Meet Dr Angelica Merlot: The cancer researcher who completed a PhD in medicine at age 24

Meet Dr Angelica Merlot: The cancer researcher who completed a PhD in medicine at age 24

Angelica Merlot
Dr Angelica Merlot spends her days researching some of the most deadliest cancers, and wants to see more women studying medicine and working in the field.

Having completed her Phd in medicine at the age of just 24, and in 2018 being named Australia’s youngest ever National health and Medical Research Council Grant recipient, she’s now up for the 2019 NSW Young Woman of the Year award.

She says that at her current level, she sees an equal number of women and men but is concerned that as she scans up the professorial levels, a notable gender imbalance emerges.

The pancreatic and brain cancer researcher and UNSW Scientia Fellow, based at the Children’s Cancer Institute, has been fascinated by how the human body works in both normal and diseased states, and how medicine can help,  since she was an school.

But it was seeing close family members go through a cancer diagnoses that really spurred her on.

Now she’s working to develop new anti-cancer drugs that target drug resistance and suppress cancer spread, including for pancreatic cancer — which has some of the lowest survival rates and is often diagnosed late at advanced stage, with 92% of patients dying within the first five years after diagnosis.

He biology project aim to better understand how cancer cells grow and adapt to their environment, why drugs become less effective and the development of nanoparticles to improve drug delivery. “We are understanding more about the genetics of the disease and, with personalised medicine, we are hopeful that we can improve survival rates,” she says.

“It is wonderful to be acknowledged for work in this field and I am so grateful to be nominated as a finalist. It is vital to encourage more women to study medicine and stay working in the field.

Below, Dr Merlot answers some questions from Women’s Agenda.

Can you tell us a little about how you got involved in researching pancreatic and brain cancer? 

Like many Australians, my family has been impacted by cancer. It’s their stories and struggles that encouraged me to become a cancer researcher to make a difference to improve patient outcomes. Specifically, I am focusing my research on some of the deadliest cancers, such as pancreatic and brain cancer, which, unlike other cancers, have seen very limited progress over decades. We really need to urgently improve these survival rates.

And at one point did you realise you wanted to pursue research?

Since school, I’ve always had a strong interest in the human body and how it functions in disease states and how medicine can alter these states. My first-hand experiences and the many inspirational women and men in the field pushed me to enter this career.

In the medical research field, do you notice many discrepancies between the opportunities given to men and women and/or any particular hurdles that might be preventing women getting ahead?

There are roughly an even number of women in medicine and science at a junior level. However only about 30% of women hold senior and professorial positions. I think this comes down to women having greater career disruptions due to maternity leave and carer responsibilities. We need these responsibilities to be equally shared and to empower women, provide greater support and flexibility in the workplace to help this imbalance.

How have others supported you in your career? Have you had a mentor that has helped shape your career as a researcher?

I have been very fortunate to have the support of fantastic and passionate mentors both men and women. They have been role models that have on a technically level provided feedback, trained me to problem solve and to think critically, greatly improving my research skills. Importantly, they have always believed in me, provided support and always encouraged my curiosity.

You completed your PhD in medicine at 24 years old, how did you stay motivated to study and achieve this at such a young age?

That’s a great question. No one finds a PhD easy, no matter how old you are, but having the support of mentors, colleagues, family and friends really helped me to stay motivated to work hard and to achieve my goals. Moreover, knowing that my research could one day help make a difference, really pushed me to keep going, particularly through obstacles.

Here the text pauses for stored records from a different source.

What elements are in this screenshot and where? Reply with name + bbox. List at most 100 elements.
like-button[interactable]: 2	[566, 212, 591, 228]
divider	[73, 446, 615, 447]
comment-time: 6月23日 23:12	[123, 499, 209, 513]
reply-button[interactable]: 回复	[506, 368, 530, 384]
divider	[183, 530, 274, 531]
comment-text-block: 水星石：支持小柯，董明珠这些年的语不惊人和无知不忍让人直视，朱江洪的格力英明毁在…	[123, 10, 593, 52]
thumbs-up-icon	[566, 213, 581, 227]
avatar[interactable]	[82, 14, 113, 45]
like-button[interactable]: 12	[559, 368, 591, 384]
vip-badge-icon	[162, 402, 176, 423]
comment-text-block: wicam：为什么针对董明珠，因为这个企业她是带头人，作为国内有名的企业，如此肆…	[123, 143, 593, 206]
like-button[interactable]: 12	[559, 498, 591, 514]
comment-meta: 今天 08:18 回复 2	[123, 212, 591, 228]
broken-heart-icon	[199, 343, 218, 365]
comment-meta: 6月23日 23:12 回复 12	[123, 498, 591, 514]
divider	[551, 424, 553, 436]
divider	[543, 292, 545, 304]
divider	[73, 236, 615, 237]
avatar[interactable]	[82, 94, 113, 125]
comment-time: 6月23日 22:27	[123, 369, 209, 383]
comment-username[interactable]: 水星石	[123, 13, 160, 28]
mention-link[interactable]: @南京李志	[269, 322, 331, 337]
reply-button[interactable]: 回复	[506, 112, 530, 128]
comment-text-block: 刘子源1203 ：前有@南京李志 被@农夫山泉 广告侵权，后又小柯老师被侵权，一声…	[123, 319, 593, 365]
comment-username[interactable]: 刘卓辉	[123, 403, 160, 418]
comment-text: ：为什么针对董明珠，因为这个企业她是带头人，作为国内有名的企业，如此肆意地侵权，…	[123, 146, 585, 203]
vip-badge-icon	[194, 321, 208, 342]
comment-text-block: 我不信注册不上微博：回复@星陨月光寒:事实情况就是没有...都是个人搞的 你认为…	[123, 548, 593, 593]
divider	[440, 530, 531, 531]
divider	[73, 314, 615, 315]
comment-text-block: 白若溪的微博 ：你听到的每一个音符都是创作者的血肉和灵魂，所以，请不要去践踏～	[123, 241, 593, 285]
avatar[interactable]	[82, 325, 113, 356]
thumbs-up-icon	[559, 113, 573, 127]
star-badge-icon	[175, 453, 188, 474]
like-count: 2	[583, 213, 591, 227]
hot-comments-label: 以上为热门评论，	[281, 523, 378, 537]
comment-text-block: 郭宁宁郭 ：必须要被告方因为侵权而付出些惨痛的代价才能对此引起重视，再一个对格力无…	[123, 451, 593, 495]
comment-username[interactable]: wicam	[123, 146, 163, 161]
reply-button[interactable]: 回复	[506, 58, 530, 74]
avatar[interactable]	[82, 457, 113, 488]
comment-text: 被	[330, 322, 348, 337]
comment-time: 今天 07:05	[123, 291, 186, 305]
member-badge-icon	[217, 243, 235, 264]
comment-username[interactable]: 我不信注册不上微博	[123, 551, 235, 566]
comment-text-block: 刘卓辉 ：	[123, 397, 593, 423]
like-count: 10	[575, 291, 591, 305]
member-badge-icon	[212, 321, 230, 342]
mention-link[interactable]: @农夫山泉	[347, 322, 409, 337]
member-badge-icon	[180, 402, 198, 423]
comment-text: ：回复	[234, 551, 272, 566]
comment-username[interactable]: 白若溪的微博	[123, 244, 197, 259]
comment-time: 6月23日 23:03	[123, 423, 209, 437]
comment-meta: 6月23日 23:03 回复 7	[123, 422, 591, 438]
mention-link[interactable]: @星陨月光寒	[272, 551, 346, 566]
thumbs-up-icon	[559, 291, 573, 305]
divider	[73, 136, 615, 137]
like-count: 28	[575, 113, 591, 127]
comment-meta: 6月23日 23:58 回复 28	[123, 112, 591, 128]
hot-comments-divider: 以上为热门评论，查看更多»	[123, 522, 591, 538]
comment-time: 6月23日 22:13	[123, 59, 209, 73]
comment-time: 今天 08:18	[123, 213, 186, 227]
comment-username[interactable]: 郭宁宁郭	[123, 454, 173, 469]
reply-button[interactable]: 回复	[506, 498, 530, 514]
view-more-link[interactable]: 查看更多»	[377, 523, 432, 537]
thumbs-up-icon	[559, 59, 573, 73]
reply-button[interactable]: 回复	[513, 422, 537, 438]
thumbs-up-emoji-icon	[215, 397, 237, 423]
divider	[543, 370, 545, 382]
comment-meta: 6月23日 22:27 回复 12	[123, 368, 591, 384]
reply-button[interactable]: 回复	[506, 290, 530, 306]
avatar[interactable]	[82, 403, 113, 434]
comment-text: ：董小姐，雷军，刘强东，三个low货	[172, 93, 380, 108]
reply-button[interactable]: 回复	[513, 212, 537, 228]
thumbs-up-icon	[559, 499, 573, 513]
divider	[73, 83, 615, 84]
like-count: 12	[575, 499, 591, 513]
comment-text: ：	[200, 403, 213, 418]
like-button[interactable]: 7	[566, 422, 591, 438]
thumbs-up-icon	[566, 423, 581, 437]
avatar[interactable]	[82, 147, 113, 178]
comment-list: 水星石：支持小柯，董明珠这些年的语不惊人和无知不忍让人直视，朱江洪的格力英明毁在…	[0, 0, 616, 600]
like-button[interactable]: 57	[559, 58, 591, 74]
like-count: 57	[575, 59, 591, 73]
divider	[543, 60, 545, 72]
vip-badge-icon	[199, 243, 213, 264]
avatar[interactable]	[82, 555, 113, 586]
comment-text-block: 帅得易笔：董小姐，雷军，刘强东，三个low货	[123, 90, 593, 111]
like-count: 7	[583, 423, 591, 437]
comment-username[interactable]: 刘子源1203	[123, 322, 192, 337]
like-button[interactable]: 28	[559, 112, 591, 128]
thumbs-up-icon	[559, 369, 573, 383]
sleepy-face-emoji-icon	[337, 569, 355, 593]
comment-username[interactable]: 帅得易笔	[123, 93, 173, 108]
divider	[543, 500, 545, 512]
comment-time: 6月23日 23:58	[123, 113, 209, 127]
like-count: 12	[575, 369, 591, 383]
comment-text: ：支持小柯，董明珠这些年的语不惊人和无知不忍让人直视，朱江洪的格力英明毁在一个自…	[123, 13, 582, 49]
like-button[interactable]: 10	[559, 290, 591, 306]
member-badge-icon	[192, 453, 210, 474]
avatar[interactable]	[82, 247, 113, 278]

Any tips or advice regarding how to pack so much into just a few short years, as you did with your degrees?

Nothing worthwhile is ever easy. It’s going to require lots of hard work and determination. Don’t forget your bigger or end goal and what motivated you to enter the field. Also, don’t forget to pause and breathe from time to time.

What does an average day look like for you?

An average day varies. Sometimes we will be performing experiments in the lab. We perform studies using a variety of models, including human cells, animals, such as mice, or patient samples. Other days, we will be working on writing publications or grants, supervising students, or presenting at various conferences or events.